In response, Hyundai management had laid out internal statistics to union officials to show the company is being drastically impacted by unfavorable foreign exchange rates and record high fuel costs.

Also presented were sensitive internal calculations showing the extent to which Hyundai must make research and development and other investments to stay competitive on a global basis, sources say.

Hyundai analysts say the strike at the Ulsan plant is having an especially harsh impact because Hyundai is relying on the models made there to boost its domestic and overseas sales. That includes the all-new ’07 Avante, which went on sale in Korea June 26 and is sold in the U.S. as the Elantra.

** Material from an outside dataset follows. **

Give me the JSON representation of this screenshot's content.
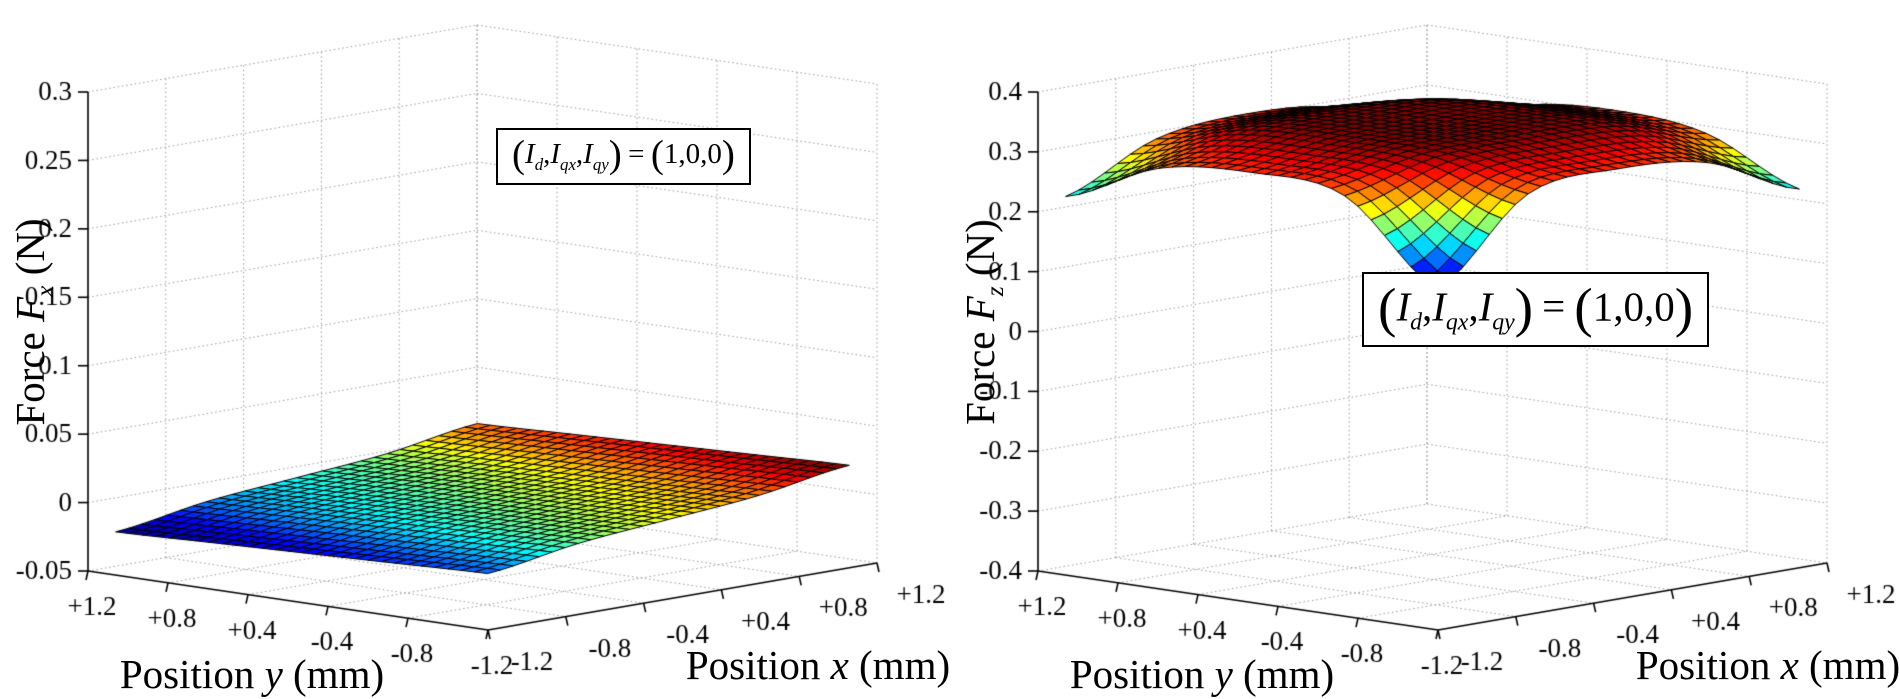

The Hyundai spokesman says there already was a backlog of orders for the all-new compact car and the strike action is increasing the backlog significantly.

A Hyundai spokesman told Ward’s earlier the Avante/Elantra is vital to the company’s new sales projection released this week, which says normalized production will enable it to attain 2006 domestic sales of 650,000 vehicles.

Compounding the labor strife is a similar partial-strike action at affiliate Kia Motors Corp. Workers began partial strikes July 13 and are refusing overtime.

Meanwhile, sources says Chung is expected to give a green light to symbolic groundbreaking ceremonies and other matters connected with the start of construction of a new Hyundai Czech Republic plant and Kia’s first U.S. plant in West Point, GA. Preliminary work has continued at both projects.

Hyundai also has established a new subsidiary in Czech Republic registered in Moravia as Hyundai Motor Manufacturing Czech.